KEY POINTS

  • Capital One will also have to upgrade its cybersecurity defenses
  • Paige A. Thompson, a former employee of Amazon Web Services, broke through Capital One’s firewall to access private data
  • That hack affected more than 106 million people in the U.S. and Canada

The Office of the Comptroller of the Currency (OCC) said on Thursday that it slapped an $80 million fine against Capital One Bank related to a data breach incident from 2019 that impacted more than 100 million people.

The fine was assessed over the bank’s failure to establish “effective risk assessment processes prior to migrating significant information technology operations to the public cloud environment” as well as the bank's “failure to correct the deficiencies in a timely manner.”

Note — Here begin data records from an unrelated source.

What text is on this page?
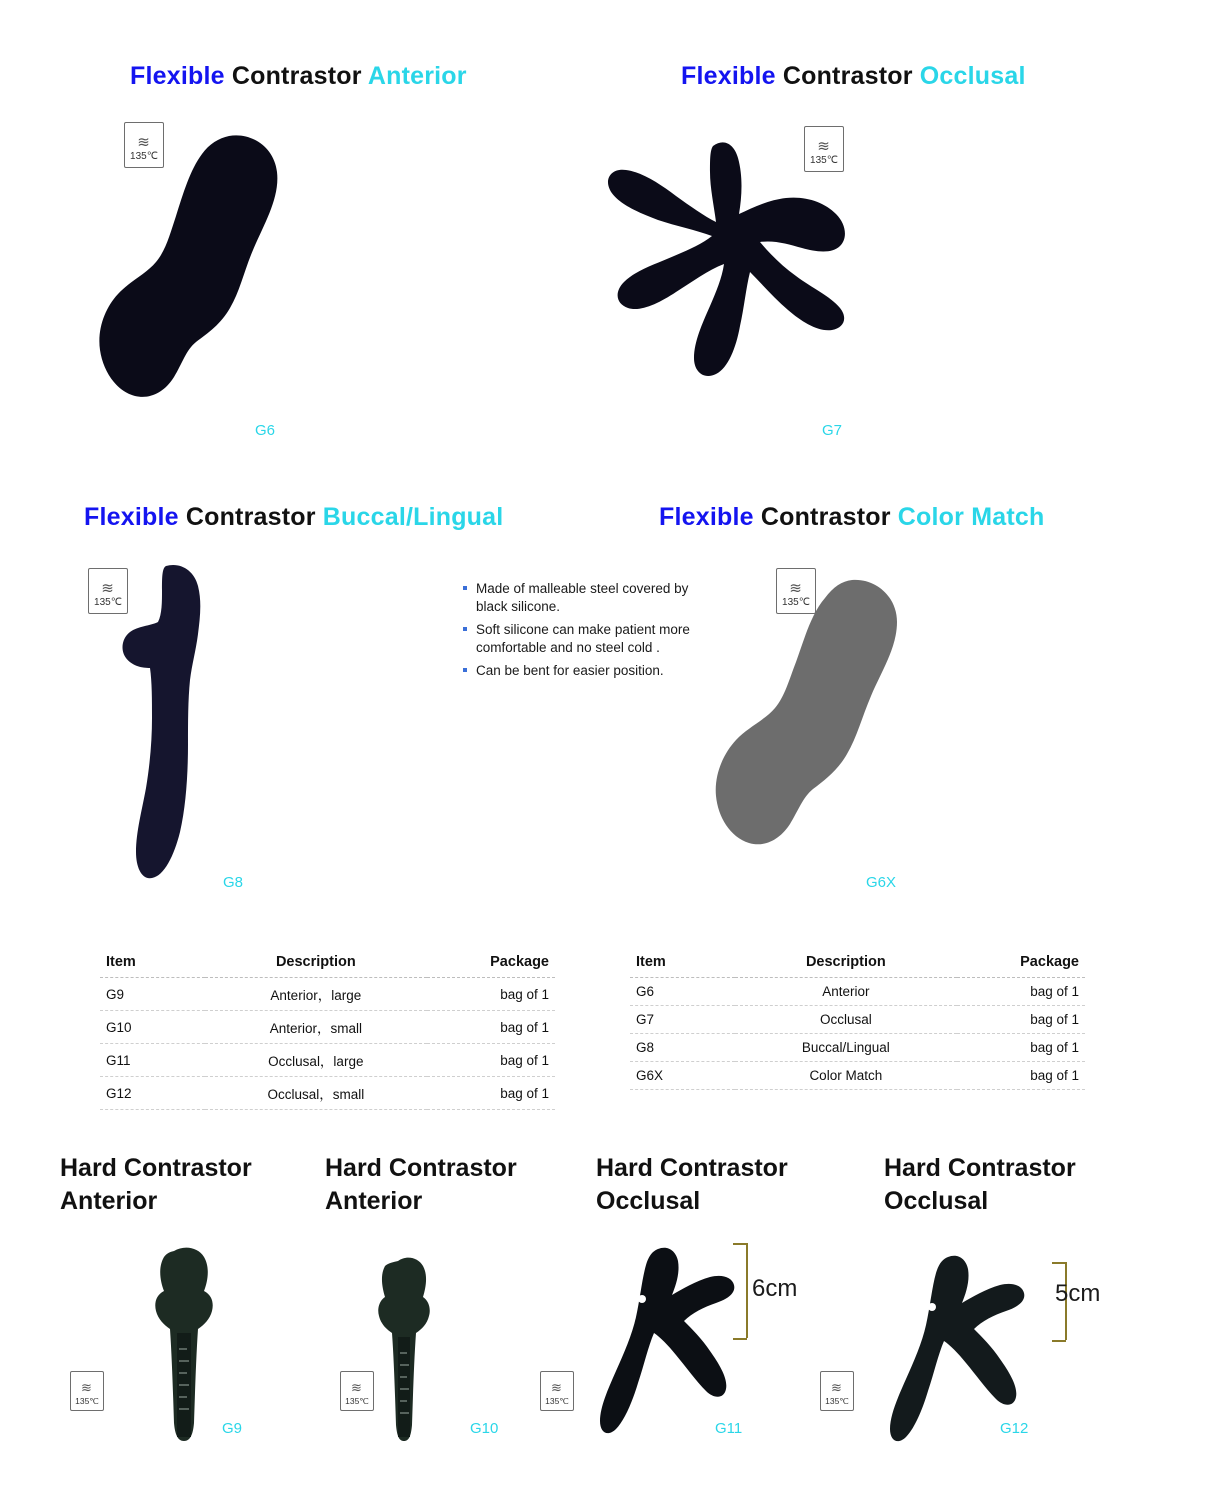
Flexible Contrastor Anterior
≋
135℃
G6
Flexible Contrastor Occlusal
≋
135℃
G7
Flexible Contrastor Buccal/Lingual
≋
135℃
G8
Made of malleable steel covered by black silicone.
Soft silicone can make patient more comfortable and no steel cold .
Can be bent for easier position.
Flexible Contrastor Color Match
≋
135℃
G6X
Item	Description	Package
G9	Anterior，large	bag of 1
G10	Anterior，small	bag of 1
G11	Occlusal，large	bag of 1
G12	Occlusal，small	bag of 1
Item	Description	Package
G6	Anterior	bag of 1
G7	Occlusal	bag of 1
G8	Buccal/Lingual	bag of 1
G6X	Color Match	bag of 1
Hard Contrastor
Anterior
≋
135℃
G9
Hard Contrastor
Anterior
≋
135℃
G10
Hard Contrastor
Occlusal
6cm
≋
135℃
G11
Hard Contrastor
Occlusal
5cm
≋
135℃
G12
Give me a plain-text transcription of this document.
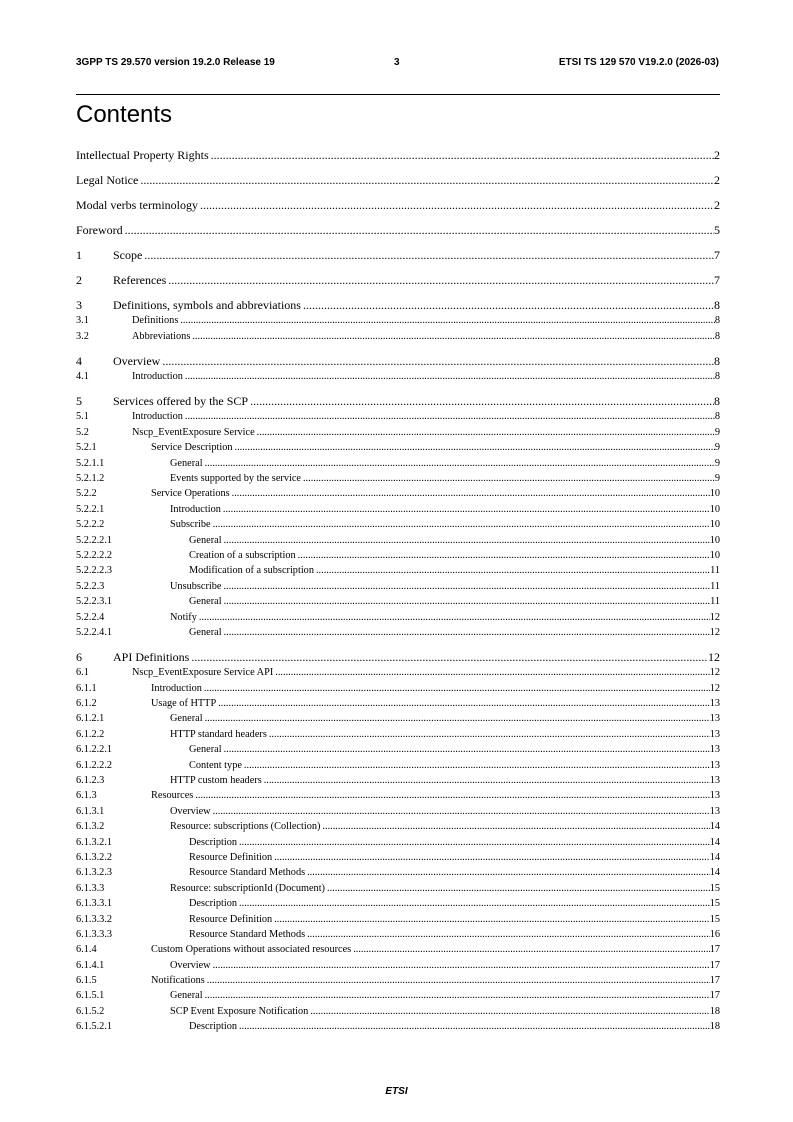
3GPP TS 29.570 version 19.2.0 Release 19	3	ETSI TS 129 570 V19.2.0 (2026-03)
Contents
Intellectual Property Rights .....	2
Legal Notice .....	2
Modal verbs terminology .....	2
Foreword .....	5
1	Scope .....	7
2	References .....	7
3	Definitions, symbols and abbreviations .....	8
3.1	Definitions .....	8
3.2	Abbreviations .....	8
4	Overview .....	8
4.1	Introduction .....	8
5	Services offered by the SCP .....	8
5.1	Introduction .....	8
5.2	Nscp_EventExposure Service .....	9
5.2.1	Service Description .....	9
5.2.1.1	General .....	9
5.2.1.2	Events supported by the service .....	9
5.2.2	Service Operations .....	10
5.2.2.1	Introduction .....	10
5.2.2.2	Subscribe .....	10
5.2.2.2.1	General .....	10
5.2.2.2.2	Creation of a subscription .....	10
5.2.2.2.3	Modification of a subscription .....	11
5.2.2.3	Unsubscribe .....	11
5.2.2.3.1	General .....	11
5.2.2.4	Notify .....	12
5.2.2.4.1	General .....	12
6	API Definitions .....	12
6.1	Nscp_EventExposure Service API .....	12
6.1.1	Introduction .....	12
6.1.2	Usage of HTTP .....	13
6.1.2.1	General .....	13
6.1.2.2	HTTP standard headers .....	13
6.1.2.2.1	General .....	13
6.1.2.2.2	Content type .....	13
6.1.2.3	HTTP custom headers .....	13
6.1.3	Resources .....	13
6.1.3.1	Overview .....	13
6.1.3.2	Resource: subscriptions (Collection) .....	14
6.1.3.2.1	Description .....	14
6.1.3.2.2	Resource Definition .....	14
6.1.3.2.3	Resource Standard Methods .....	14
6.1.3.3	Resource: subscriptionId (Document) .....	15
6.1.3.3.1	Description .....	15
6.1.3.3.2	Resource Definition .....	15
6.1.3.3.3	Resource Standard Methods .....	16
6.1.4	Custom Operations without associated resources .....	17
6.1.4.1	Overview .....	17
6.1.5	Notifications .....	17
6.1.5.1	General .....	17
6.1.5.2	SCP Event Exposure Notification .....	18
6.1.5.2.1	Description .....	18
ETSI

OCC is an independent bureau within the U.S. Department of the Treasury.

OCC noted that while it “encourages responsible innovation” in all the banks it supervises, “sound risk management and internal controls are critical to ensuring bank operations remain safe and sound and adequately protect their customers.”

Capital One will also have to upgrade its cybersecurity defenses and offer a plan to the Federal Reserve within 90 days detailing such measures.

The Wall Street Journal reported that the fine relates to a hack that caused a massive data breach at Capital One in 2019.

But the bank said it has already made changes to its cybersecurity structures.

“The controls we put in place before last year’s [hacking] incident enabled us to secure our data before any customer information could be used or disseminated and helped authorities quickly arrest the hacker,” the bank stated. “In the year since the incident, we have invested significant additional resources into further strengthening our cyberdefenses, and have made substantial progress in addressing the requirements of these orders.”

Prosecutors said a woman named Paige A. Thompson, a former employee of Amazon Web Services, broke through Capital One’s firewall to access data it stored on Amazon’s cloud service. That hack exposed information including addresses, dates of birth, Social Security numbers, credit scores and incomes of individuals and small business owners who had applied for Capital One credit cards between 2005 and early 2019.

Fox News reported that hack affected more than 106 million people in the U.S. and Canada, making it one of the biggest data breaches in history.

Thompson has since pleaded not guilty to charges of wire fraud, computer fraud and abuse. Her trial is slated to commence next year.